ご自身の骨のことご存じでしょうか?当たり前にある骨とはどういうものでしょうか。簡単に?説明していきます。
骨
⚪︎脳や臓器を守る
頭蓋骨は柔らかい脳を守るヘルメットの役目です。
肋骨は肺や心臓を守るカゴの役目です。骨盤は胃や腸などの内蔵を支え守る役目です。
⚪︎血液を作る
骨髄により血液は造られます。大人では頭蓋骨・脊椎・肋骨の一部などで造られ、赤ちゃんの頃は全身の骨の中で造られています。
⚪︎カルシウムを蓄える
カルシウムは、細胞を造るだけでなく、細胞を増やしたり、筋肉を動かしたり、99%が蓄えたりするところで、残り1%が血液の中にあります。
骨は、緻密質と海綿質で構築され、丈夫さと軽さを兼ね備えています。骨組織は、絶え間ない骨吸収と骨形成によって再構築されます。
丈夫な骨を作るためには、ホルモン・栄養・運動が必要です。
骨端板(こったんばん、別名…成長板、骨端成長板、骨端軟骨とも言います。長骨の先端部分にあって、骨が成長している部分です。板状の組織を形成していることから言います)における軟骨組織の増殖が、骨を長軸方向に成長させます。
骨膜…骨を保護
海綿質…内側のスポンジ部分
緻密質…骨の外側の固い部分(骨幹で厚い)
関節面の形状が関節の可動性を規定しています。
球関節…前後左右の動きが可能です。
平面関節…平らな面でつながった関節です。背骨がそうです。
蝶番関節…蝶番は、ドアを開け閉めするための金具ような骨のこと。決まった一つの方向にだけしか動けません。手足や指の関節です。
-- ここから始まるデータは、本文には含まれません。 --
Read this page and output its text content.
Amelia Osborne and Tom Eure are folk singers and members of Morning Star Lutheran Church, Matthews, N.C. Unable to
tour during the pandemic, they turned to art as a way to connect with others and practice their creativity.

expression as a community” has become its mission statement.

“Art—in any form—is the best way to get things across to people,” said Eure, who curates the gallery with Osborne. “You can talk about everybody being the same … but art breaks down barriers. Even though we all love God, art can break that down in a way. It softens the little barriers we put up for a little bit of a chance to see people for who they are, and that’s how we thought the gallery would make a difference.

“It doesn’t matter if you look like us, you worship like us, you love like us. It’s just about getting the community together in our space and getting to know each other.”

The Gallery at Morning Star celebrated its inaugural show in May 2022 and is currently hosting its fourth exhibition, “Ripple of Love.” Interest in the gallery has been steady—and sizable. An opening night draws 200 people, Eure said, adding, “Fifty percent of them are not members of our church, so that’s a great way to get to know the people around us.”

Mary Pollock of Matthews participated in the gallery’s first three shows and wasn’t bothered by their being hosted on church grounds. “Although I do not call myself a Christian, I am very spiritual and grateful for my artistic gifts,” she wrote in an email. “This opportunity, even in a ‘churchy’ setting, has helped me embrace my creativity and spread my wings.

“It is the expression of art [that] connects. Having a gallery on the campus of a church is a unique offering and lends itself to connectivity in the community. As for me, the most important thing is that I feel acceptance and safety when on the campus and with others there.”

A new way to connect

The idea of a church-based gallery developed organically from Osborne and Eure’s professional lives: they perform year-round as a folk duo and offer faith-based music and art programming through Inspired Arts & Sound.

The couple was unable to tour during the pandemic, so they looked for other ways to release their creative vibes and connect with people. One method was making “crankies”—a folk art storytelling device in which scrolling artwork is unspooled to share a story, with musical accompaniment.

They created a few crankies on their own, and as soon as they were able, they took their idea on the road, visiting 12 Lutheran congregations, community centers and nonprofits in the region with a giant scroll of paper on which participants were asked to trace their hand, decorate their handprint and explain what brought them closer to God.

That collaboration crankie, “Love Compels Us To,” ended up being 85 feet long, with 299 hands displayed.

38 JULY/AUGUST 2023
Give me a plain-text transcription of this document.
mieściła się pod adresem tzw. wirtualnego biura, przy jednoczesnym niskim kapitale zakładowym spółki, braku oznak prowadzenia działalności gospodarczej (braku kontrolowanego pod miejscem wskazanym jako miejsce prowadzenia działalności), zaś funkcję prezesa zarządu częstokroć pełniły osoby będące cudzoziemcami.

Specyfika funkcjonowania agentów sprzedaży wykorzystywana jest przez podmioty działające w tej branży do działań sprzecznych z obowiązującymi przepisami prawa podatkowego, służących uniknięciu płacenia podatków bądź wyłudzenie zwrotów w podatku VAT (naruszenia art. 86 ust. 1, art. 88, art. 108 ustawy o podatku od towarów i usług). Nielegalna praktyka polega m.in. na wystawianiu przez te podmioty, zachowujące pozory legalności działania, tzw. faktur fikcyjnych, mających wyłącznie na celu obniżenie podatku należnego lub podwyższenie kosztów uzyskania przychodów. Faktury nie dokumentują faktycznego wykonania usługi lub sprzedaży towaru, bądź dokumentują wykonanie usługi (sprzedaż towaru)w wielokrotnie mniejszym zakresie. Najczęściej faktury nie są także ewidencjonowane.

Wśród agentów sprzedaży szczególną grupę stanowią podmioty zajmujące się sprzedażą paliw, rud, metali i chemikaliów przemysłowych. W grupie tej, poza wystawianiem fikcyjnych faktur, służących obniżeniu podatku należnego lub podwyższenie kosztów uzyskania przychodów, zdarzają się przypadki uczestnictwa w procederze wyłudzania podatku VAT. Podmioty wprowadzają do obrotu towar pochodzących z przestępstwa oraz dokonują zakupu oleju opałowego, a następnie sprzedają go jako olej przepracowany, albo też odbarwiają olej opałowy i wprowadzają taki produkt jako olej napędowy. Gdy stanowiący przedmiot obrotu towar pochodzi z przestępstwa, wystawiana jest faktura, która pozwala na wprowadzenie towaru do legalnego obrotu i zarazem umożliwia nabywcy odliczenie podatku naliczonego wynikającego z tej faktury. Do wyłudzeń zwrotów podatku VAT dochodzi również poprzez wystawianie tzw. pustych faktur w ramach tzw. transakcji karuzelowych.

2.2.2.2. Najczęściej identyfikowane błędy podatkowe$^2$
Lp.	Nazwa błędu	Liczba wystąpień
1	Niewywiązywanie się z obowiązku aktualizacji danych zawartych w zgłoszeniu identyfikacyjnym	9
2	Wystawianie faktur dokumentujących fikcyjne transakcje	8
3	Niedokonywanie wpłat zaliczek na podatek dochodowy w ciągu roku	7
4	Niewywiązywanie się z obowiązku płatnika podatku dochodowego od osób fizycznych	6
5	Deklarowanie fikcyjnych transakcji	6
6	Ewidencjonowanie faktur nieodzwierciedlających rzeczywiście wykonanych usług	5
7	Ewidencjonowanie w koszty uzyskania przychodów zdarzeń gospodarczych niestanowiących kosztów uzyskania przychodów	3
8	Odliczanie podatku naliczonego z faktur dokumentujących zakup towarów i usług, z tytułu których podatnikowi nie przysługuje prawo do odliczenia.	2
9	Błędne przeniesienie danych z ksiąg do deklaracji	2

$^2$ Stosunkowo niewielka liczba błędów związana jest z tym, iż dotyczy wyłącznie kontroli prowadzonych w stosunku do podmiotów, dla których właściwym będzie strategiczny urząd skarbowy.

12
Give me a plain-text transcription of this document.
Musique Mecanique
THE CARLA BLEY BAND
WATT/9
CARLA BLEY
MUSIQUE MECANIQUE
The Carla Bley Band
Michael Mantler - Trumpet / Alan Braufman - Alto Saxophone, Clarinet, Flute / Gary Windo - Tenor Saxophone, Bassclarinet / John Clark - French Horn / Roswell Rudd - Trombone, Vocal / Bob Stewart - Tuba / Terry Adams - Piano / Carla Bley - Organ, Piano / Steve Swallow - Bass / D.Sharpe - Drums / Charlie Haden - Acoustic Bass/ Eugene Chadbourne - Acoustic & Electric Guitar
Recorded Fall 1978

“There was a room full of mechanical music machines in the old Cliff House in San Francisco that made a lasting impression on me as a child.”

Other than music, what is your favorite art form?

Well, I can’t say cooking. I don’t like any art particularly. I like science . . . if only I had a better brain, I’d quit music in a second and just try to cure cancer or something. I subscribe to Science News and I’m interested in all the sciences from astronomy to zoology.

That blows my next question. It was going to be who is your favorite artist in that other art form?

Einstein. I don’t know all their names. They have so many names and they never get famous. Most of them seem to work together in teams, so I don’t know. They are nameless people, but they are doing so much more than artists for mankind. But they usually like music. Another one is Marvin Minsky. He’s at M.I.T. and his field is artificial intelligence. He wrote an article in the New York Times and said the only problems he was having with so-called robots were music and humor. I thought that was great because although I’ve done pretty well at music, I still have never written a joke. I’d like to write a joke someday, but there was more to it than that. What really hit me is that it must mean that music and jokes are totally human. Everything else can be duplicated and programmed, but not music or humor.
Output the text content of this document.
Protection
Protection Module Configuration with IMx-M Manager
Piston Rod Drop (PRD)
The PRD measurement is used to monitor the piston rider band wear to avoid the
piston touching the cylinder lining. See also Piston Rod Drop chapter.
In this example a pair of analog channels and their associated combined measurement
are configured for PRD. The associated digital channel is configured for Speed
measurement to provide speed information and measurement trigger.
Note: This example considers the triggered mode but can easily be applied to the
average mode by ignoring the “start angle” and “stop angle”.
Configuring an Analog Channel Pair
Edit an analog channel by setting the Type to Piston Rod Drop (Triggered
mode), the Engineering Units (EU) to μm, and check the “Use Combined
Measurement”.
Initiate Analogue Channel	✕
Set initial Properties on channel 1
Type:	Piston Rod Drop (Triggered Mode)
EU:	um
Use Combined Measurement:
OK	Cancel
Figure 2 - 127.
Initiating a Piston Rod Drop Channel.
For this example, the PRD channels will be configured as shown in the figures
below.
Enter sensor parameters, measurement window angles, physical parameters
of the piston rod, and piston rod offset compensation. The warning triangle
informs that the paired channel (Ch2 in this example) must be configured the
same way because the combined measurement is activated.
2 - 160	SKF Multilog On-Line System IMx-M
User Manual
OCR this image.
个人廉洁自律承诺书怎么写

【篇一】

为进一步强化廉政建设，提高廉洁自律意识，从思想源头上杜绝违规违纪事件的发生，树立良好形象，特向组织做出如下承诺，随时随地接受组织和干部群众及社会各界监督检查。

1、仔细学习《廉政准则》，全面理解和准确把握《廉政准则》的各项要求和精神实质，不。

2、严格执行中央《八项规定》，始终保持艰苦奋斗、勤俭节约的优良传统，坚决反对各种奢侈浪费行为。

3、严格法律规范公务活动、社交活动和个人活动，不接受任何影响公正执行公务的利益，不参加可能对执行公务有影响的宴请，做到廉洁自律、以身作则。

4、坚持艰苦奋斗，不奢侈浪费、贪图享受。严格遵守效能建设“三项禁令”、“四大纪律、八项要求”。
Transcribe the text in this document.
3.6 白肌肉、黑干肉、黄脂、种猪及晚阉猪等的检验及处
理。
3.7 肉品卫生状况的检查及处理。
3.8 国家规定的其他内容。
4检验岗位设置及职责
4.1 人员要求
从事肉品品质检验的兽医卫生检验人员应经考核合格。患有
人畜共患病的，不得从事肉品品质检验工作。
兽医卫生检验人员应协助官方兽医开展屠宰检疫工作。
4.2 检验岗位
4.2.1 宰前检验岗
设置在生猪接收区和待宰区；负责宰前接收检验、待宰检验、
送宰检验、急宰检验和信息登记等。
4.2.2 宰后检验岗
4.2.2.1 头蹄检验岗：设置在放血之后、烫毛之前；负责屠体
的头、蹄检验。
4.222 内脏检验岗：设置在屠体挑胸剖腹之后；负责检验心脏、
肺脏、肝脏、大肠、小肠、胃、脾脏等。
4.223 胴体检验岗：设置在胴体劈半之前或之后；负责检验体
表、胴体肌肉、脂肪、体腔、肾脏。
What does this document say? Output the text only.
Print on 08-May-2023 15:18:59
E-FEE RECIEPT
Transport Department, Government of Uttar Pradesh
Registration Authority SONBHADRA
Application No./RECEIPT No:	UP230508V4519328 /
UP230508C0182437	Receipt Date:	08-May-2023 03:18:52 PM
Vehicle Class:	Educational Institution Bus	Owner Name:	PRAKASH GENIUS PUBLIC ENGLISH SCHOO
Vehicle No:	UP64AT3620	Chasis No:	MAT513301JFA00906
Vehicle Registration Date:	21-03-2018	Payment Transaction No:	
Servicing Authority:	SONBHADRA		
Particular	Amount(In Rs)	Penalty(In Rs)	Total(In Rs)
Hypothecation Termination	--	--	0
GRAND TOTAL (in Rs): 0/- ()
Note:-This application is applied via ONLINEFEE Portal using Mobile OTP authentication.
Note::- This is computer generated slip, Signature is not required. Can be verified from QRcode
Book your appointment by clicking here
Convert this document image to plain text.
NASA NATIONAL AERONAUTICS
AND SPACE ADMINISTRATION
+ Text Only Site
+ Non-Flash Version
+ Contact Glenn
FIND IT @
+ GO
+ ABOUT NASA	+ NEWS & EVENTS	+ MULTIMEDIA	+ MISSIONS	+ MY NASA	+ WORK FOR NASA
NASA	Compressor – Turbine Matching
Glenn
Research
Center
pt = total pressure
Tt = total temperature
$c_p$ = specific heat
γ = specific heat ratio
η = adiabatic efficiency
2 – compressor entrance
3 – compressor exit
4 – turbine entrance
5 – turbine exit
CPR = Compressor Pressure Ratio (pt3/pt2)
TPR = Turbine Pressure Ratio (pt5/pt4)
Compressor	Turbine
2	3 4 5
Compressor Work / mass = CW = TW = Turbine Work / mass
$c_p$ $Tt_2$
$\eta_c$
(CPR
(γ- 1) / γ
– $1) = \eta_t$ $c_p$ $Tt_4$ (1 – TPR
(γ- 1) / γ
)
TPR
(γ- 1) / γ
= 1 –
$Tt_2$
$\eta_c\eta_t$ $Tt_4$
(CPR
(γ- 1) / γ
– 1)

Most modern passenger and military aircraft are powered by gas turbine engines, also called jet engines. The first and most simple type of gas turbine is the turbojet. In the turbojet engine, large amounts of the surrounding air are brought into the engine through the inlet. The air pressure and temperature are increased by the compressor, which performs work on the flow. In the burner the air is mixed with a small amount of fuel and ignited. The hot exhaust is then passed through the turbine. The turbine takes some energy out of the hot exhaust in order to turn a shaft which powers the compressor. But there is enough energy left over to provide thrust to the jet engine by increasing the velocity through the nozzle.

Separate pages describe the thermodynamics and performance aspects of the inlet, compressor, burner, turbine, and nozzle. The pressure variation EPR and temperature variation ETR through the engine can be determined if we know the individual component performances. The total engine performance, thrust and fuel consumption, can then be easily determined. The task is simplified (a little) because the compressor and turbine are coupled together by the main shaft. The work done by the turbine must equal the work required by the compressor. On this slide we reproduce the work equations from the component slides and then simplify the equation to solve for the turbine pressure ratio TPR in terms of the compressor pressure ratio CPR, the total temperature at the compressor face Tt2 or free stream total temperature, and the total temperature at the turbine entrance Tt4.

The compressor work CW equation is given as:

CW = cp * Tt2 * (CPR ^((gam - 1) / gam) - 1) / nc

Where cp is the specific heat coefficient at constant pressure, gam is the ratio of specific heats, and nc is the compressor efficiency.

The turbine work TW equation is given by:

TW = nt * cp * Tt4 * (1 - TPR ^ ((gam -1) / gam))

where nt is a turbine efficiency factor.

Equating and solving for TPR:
車軸関節…自転車のタイヤとその軸になる関係に似ているので、この名前がついたそうです。
楕円関節…上下に動かしながら左右にも動けて、滑らかな円を描く動きができます。手首や顎関節です。
鞍関節…馬の背に鞍を乗せたような形です。楕円関節と同じで上下左右の動きをします。親指の付け根や足首関節がこれです。
骨の強さを保つ仕組み
骨芽細胞…骨を作る細胞のことです。基質タンパク質を生成、分泌して骨の石灰化に働いています。
(基質タンパク質とは、生体内のほとんどの化学変化は、酵素というタンパク質によって触媒されます。酵素と結びつき変化を受ける物質を基質といいます。)
破骨細胞…骨を再構築過程において、骨を破壊(骨吸収)する役割を担っている細胞です。5個から20個(あるいはそれ以上)の核をもつ多核巨細胞です。骨基質を溶かして吸収します。
破骨細胞や骨芽細胞とこれらをコントロールするホルモンなどのバランスにより、血中カルシウムイオン濃度や骨が保持されています。
体の骨は、約2年から2年半で全て作り変えられています。